Ville, département, région : choix d’échelle
Le premier élément identitaire des sites d’informations infra-nationaux est bien entendu le territoire auquel ils s’adressent. À la différence de leurs ancêtres traditionnels, l’aire de diffusion n’est pas contrainte par des coûts financiers (plus la surface de distribution d’un titre de presse est élevée plus l’investissement est important pour la couvrir) ou par la rareté de la fréquence justifiant l’arbitrage de la puissance publique. Pour les pure players, le choix du territoire est purement éditorial, même si des facteurs économiques (lectorat potentiel, étude de la concurrence, du marché publicitaire, prise de contact avec d’éventuel partenaires ou clients) viennent bien sûr l’éclairer. Potentiellement, tout titre présent sur internet est disponible partout dans le monde ; réduire son territoire, choisir la clôture de l’espace comme un élément déterminant de son offre informationnelle relève donc d’une construction moins contrainte. C’est la raison pour laquelle les acteurs de l’information non nationale sur internet proposent des échelles territoriales différentes, même si elles sont aujourd’hui encore marquées par les territoires institutionnels qui façonnent les médias papiers ou audiovisuels.
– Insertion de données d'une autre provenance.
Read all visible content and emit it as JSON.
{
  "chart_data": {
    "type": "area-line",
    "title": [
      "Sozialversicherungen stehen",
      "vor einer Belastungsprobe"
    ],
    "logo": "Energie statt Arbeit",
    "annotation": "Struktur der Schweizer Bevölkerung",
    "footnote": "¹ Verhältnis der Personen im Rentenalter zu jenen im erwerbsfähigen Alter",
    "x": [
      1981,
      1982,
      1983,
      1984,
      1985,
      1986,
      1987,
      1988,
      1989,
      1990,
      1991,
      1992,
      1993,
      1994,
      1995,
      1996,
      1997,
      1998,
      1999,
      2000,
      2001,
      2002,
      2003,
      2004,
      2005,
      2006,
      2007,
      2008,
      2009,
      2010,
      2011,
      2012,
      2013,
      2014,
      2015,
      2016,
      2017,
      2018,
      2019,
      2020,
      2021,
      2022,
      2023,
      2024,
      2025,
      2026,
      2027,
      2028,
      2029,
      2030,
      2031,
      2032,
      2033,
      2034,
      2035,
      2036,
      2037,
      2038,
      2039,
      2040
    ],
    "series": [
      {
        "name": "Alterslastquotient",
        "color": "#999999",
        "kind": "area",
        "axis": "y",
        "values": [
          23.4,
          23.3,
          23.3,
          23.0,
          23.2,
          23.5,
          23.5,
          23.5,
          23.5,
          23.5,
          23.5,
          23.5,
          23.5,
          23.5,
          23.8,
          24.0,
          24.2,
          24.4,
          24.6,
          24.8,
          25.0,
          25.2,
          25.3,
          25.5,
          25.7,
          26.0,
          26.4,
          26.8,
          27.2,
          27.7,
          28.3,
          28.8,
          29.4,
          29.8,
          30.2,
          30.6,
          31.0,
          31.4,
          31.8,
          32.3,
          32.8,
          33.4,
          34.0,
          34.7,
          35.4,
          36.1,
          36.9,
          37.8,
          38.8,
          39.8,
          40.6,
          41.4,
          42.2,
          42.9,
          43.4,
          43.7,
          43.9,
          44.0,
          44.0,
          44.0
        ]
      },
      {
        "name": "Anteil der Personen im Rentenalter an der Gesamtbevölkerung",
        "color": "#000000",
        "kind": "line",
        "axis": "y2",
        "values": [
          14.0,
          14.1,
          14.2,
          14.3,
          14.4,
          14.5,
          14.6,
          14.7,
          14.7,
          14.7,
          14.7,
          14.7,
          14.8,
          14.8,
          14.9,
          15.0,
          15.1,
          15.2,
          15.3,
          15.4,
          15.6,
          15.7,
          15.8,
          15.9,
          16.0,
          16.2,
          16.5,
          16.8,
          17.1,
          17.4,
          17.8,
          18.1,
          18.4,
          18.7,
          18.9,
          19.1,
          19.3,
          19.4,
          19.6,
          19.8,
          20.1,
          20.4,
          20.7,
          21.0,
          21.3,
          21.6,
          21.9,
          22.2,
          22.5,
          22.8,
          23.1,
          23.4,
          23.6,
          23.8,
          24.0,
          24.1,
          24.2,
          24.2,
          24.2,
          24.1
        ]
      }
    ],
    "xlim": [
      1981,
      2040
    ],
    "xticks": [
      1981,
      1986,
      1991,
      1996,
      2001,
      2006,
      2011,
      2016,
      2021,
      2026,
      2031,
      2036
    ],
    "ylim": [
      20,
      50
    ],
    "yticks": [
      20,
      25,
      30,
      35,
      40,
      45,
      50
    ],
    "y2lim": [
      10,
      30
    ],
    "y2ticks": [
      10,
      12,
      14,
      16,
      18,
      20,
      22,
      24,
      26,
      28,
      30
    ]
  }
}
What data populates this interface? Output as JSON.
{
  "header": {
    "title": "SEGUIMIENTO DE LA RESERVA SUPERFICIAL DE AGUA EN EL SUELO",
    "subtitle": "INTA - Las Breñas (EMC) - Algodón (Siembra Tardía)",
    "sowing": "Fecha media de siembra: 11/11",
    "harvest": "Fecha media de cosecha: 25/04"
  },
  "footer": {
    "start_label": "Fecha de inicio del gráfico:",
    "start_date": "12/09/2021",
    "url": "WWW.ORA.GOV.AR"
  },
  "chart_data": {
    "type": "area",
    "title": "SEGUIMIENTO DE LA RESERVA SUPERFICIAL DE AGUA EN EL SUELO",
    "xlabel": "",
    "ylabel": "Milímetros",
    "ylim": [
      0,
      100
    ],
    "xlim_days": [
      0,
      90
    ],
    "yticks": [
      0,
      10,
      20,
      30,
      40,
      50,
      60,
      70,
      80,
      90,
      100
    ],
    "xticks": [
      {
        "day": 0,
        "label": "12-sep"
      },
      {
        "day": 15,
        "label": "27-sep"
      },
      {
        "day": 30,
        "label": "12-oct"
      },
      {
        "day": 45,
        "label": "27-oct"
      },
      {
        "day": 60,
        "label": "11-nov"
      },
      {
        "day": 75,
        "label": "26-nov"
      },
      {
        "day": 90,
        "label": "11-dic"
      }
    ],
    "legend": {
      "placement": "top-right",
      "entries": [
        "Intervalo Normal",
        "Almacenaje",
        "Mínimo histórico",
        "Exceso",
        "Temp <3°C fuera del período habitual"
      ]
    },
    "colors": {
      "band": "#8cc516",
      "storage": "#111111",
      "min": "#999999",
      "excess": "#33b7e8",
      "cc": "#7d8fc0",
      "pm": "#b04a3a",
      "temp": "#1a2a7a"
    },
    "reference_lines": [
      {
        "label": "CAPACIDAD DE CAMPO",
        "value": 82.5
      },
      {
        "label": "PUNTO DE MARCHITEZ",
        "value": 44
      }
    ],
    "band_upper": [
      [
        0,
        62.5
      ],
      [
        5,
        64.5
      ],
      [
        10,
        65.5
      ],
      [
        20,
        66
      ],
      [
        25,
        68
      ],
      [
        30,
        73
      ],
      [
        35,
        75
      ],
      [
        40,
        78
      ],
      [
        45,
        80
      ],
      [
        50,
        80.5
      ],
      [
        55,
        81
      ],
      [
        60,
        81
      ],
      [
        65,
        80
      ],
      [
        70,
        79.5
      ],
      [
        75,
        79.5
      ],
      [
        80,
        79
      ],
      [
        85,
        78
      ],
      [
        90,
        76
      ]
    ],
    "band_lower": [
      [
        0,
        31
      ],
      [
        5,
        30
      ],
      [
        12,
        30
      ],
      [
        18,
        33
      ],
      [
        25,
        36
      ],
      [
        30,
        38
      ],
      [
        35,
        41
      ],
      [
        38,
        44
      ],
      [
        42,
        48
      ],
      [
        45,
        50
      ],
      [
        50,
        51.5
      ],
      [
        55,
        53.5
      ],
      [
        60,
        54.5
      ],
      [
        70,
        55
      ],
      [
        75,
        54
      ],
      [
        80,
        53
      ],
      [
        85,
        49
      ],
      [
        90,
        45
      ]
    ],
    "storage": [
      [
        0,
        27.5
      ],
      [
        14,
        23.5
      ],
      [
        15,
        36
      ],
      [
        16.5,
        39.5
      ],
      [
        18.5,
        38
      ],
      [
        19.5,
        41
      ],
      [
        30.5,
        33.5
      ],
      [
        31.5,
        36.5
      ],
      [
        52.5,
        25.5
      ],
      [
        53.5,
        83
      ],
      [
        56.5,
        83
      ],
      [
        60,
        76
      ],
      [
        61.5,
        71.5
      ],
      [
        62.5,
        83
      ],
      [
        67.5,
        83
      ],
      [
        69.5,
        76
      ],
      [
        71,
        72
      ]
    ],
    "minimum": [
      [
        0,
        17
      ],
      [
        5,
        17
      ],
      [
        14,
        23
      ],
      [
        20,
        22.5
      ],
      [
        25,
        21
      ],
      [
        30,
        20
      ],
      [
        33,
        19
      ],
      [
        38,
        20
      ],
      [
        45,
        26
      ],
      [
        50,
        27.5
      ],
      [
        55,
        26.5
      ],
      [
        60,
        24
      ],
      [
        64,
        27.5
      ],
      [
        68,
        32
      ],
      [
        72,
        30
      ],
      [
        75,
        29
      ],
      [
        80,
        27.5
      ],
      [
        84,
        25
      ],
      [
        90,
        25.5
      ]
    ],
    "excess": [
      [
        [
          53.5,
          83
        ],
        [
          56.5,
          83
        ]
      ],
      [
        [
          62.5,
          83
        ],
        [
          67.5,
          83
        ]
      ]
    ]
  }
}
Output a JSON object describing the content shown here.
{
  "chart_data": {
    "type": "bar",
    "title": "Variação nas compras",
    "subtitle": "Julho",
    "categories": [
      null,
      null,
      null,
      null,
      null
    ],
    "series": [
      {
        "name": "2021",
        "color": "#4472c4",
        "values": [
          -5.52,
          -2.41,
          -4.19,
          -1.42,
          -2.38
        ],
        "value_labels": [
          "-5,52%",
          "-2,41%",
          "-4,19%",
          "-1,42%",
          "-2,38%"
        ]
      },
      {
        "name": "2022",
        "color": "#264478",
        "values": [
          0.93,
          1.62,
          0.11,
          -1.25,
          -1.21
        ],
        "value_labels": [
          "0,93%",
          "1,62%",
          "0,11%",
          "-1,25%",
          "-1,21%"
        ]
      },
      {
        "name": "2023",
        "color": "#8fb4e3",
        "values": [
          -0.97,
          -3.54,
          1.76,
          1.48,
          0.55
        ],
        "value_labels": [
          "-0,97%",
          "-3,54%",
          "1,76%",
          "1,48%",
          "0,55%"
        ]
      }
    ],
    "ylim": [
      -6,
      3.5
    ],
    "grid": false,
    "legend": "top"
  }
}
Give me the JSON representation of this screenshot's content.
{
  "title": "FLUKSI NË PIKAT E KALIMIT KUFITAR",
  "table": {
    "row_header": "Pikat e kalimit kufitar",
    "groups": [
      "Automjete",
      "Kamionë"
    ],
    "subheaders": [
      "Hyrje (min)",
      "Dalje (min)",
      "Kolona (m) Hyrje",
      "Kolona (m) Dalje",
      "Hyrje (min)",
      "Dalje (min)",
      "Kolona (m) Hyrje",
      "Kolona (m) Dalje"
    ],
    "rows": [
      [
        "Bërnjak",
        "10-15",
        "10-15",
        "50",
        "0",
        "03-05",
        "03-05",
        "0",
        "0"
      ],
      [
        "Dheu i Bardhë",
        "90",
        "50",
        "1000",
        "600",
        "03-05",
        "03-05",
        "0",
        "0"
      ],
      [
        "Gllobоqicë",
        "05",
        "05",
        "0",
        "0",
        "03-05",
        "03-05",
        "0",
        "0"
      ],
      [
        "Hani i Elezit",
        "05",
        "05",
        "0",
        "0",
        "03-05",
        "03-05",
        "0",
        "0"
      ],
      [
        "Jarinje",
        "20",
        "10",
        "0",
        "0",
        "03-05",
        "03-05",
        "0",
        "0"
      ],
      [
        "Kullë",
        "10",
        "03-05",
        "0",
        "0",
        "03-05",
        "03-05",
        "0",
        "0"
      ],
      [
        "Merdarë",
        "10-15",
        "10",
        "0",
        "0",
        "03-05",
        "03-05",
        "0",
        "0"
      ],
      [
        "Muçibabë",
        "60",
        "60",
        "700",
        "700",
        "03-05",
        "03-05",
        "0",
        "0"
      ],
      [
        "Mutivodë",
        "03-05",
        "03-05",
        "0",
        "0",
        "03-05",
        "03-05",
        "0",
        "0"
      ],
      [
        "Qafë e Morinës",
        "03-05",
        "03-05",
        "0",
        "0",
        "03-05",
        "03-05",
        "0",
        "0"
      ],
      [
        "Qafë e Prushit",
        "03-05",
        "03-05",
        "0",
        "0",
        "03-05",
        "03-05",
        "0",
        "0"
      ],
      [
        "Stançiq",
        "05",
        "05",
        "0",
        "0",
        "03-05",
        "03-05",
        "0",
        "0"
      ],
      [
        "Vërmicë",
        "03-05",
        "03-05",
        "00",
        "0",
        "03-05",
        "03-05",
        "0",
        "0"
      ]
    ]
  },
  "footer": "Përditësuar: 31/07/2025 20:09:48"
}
Ainsi, la plupart des sites affichent leur volonté d’occuper des espaces communaux à l’échelle des grandes villes françaises ou des métropoles.
Ce choix a par exemple été celui du journal
Libération lorsqu’il a décidé de lancer, au milieu des années 2000, des sites dédiés aux grandes villes françaises. Le réseau de blogs baptisé
Libévilles a été animé par des journalistes de
Libération exerçant en région ou par des pigistes recrutés pour l’occasion. La volonté de la direction du journal était d’augmenter son audience générale sur le web en proposant toute information liée à ces grandes villes présentant un intérêt général. L’objectif était donc de profiter d’internet pour offrir une information locale différente de celle des grands régionaux et susceptibles d’intéresser un lectorat urbain ayant délaissé la PQR. Malgré des chiffres de consultation non anecdotiques et la constitution de communautés de lecteurs,
l’expérience s’est achevée en 2013. La disparition du réseau est le résultat d’une conjonction de facteurs dont l’origine est presque pour tous économique. N’amenant aucun revenu, coûteux en termes de temps de travail et n’étant pas intégrés dans une politique globale sur internet, la position de ces blogs est vite devenue intenable et ceci d’autant plus que la situation financière de
Libération s’est dégradée.
Néanmoins, du point de vue territorial, l’expérience des
Libévilles a ouvert une voie qui sera celle choisie par la plupart des acteurs, quelle que soit la forme de journalisme ou le modèle économique qu’ils tenteront de mettre en place. Ainsi de
Grand Rouen à
Carré d’info, des franchises
Rue 89 à
Marsactu ou du
Dijonscope au
Télescope d’Amiens, la grande ville ou la métropole est l’unité informative les plus fréquemment rencontrée. Cependant cette apparente similarité est à nuancer en fonction du type d’information développée. En effet, à côté de ces
pure players de villes, il existe néanmoins des sites fondés sur des rapports au territoire différents qui peuvent être la région ou le département. Les plus anciens et pérennes d’entre eux sont
Aqui.fr, couvrant toute la région aquitaine, et
Ariegenews, centré sur le département de l’Ariège. Il est cependant remarquable que, quel que soit le niveau territorial retenu, tous les sites développant une information à un niveau infra-national, aient adopté une unité géographique administrative. Les cadres posés par les collectivités territoriales en France semblent ainsi très difficiles à dépasser du point de vue de l’information journalistique professionnelle.